UNITED STATES DISTRICT COURT MIDDLE DISTRICT OF FLORIDA TAMPA DIVISION
Mar 26, 2020
Case No: 8:20-cv-136-T-36JSS (M.D. Fla. Mar. 26, 2020)

Opinion

Case No: 8:20-cv-136-T-36JSS

03-26-2020

GEORGE GARBUTT, Plaintiff, v. OCWEN LOAN SERVICING, LLC, Defendant.


ORDER

This matter comes before the Court upon Defendant Ocwen Loan Servicing, LLC's Motion to Stay (Doc. 20), which is unopposed. In the motion, Defendant requests that the Court stay discovery pending ruling on its Motion to Dismiss. Doc. 20. Defendant also states that because of the global COVID-19 pandemic, Defendant and its counsel is required to work from home, limiting their ability to access information for discovery. Id. The Court, having considered the motion and being fully advised in the premises, will grant the Motion to Stay in part. Due to the circumstances caused by COVID-19, the Court will stay discovery in this action until June 1, 2020. The Motion to Stay is denied to the extent that it requests a stay pending ruling on Defendant's Motion to Dismiss.

DISCUSSION

Courts have broad discretion in managing their own dockets. Clinton v. Jones, 520 U.S. 681, 706 (1997). The Court may stay discovery pursuant to Federal Rule of Civil Procedure 26(c) where the moving party shows good cause and reasonableness. Feldman v. Flood, 176 F.R.D. 651, 652 (M.D. Fla. 1997) (quoting Simpson v. Specialty Retail Concepts, Inc., 121 F.R.D. 261, 263 (M.D.N.C.1988)). However, a pending motion to dismiss, alone, is not a basis to delay discovery. See M.D. Discovery (2015) §1(E)(4) ("Normally, the pendency of a motion to dismiss . . . will not justify a unilateral motion to stay discovery pending resolution of the dispositive motion."); Koock v. Sugar & Felsenthal, LLP, No. 8:09-CV-609-T-17EAJ, 2009 WL 2579307, at *2 (M.D. Fla. Aug. 19, 2009) ("The holding in [Chudasama v. Mazda Motor Corp., 123 F.3d 1353, 1367 (11th Cir. 1997)] does not establish the general rule that discovery should not proceed while a motion to dismiss is pending."); In re Winn Dixie Stores, Inc. Erisa Litig., No. 3:04-CV-194-J-33MCR, 2007 WL 1877887, at *2 (M.D. Fla. June 28, 2007) (noting that Eleventh Circuit case law, including Chudasama and its progeny, does not support "the implicit contention that discovery should be stayed whenever a defendant files a motion to dismiss.").

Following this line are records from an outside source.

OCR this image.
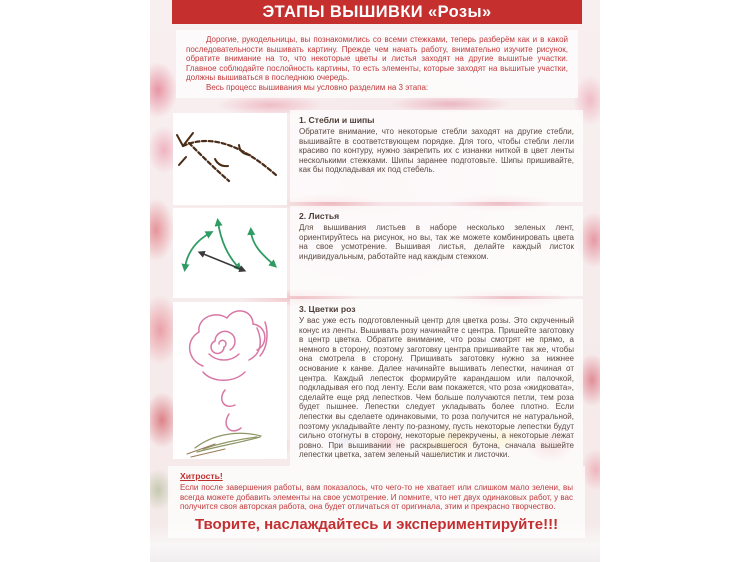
ЭТАПЫ ВЫШИВКИ «Розы»

Дорогие, рукодельницы, вы познакомились со всеми стежками, теперь разберём как и в какой последовательности вышивать картину. Прежде чем начать работу, внимательно изучите рисунок, обратите внимание на то, что некоторые цветы и листья заходят на другие вышитые участки. Главное соблюдайте послойность картины, то есть элементы, которые заходят на вышитые участки, должны вышиваться в последнюю очередь.

Весь процесс вышивания мы условно разделим на 3 этапа:

1. Стебли и шипы

Обратите внимание, что некоторые стебли заходят на другие стебли, вышивайте в соответствующем порядке. Для того, чтобы стебли легли красиво по контуру, нужно закрепить их с изнанки ниткой в цвет ленты несколькими стежками. Шипы заранее подготовьте. Шипы пришивайте, как бы подкладывая их под стебель.

2. Листья

Для вышивания листьев в наборе несколько зеленых лент, ориентируйтесь на рисунок, но вы, так же можете комбинировать цвета на свое усмотрение. Вышивая листья, делайте каждый листок индивидуальным, работайте над каждым стежком.

3. Цветки роз

У вас уже есть подготовленный центр для цветка розы. Это скрученный конус из ленты. Вышивать розу начинайте с центра. Пришейте заготовку в центр цветка. Обратите внимание, что розы смотрят не прямо, а немного в сторону, поэтому заготовку центра пришивайте так же, чтобы она смотрела в сторону. Пришивать заготовку нужно за нижнее основание к канве. Далее начинайте вышивать лепестки, начиная от центра. Каждый лепесток формируйте карандашом или палочкой, подкладывая его под ленту. Если вам покажется, что роза «жидковата», сделайте еще ряд лепестков. Чем больше получаются петли, тем роза будет пышнее. Лепестки следует укладывать более плотно. Если лепестки вы сделаете одинаковыми, то роза получится не натуральной, поэтому укладывайте ленту по-разному, пусть некоторые лепестки будут сильно отогнуты в сторону, некоторые перекручены, а некоторые лежат ровно. При вышивании не раскрывшегося бутона, сначала вышейте лепестки цветка, затем зеленый чашелистик и листочки.

Хитрость!

Если после завершения работы, вам показалось, что чего-то не хватает или слишком мало зелени, вы всегда можете добавить элементы на свое усмотрение. И помните, что нет двух одинаковых работ, у вас получится своя авторская работа, она будет отличаться от оригинала, этим и прекрасно творчество.

Творите, наслаждайтесь и экспериментируйте!!!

Although the Eleventh Circuit in Chudasama held that "[f]acial challenges to the legal sufficiency of a claim or defense, such as a motion to dismiss based on failure to state a claim for relief, should . . . be resolved before discovery begins," the cause of action subject to dismissal in that case significantly enlarged the scope of discovery and was "especially dubious." Id. at 1367-68. Chudasama and its progeny actually "stand for the [narrow] proposition that courts should not delay ruling on a likely meritorious motion to dismiss while undue discovery costs mount." Koock, 2009 WL 2579307, at *2 (quoting In re Winn Dixie Stores, Inc. ERISA Litig., 2007 WL 1877887, at *1). --------

In determining whether to stay discovery pending the resolution of a pending motion, the Court "must balance the harm produced by a delay in discovery against the possibility that the motion will be granted and entirely eliminate the need for such discovery." Feldman, 176 F.R.D. at 652. In balancing these considerations, the Court may take a "preliminary peek" at the merits of the purportedly dispositive motion to determine if, on the motion's face, "there appears to be an immediate and clear possibility" that the Court will grant the motion, which supports entering a stay. Id.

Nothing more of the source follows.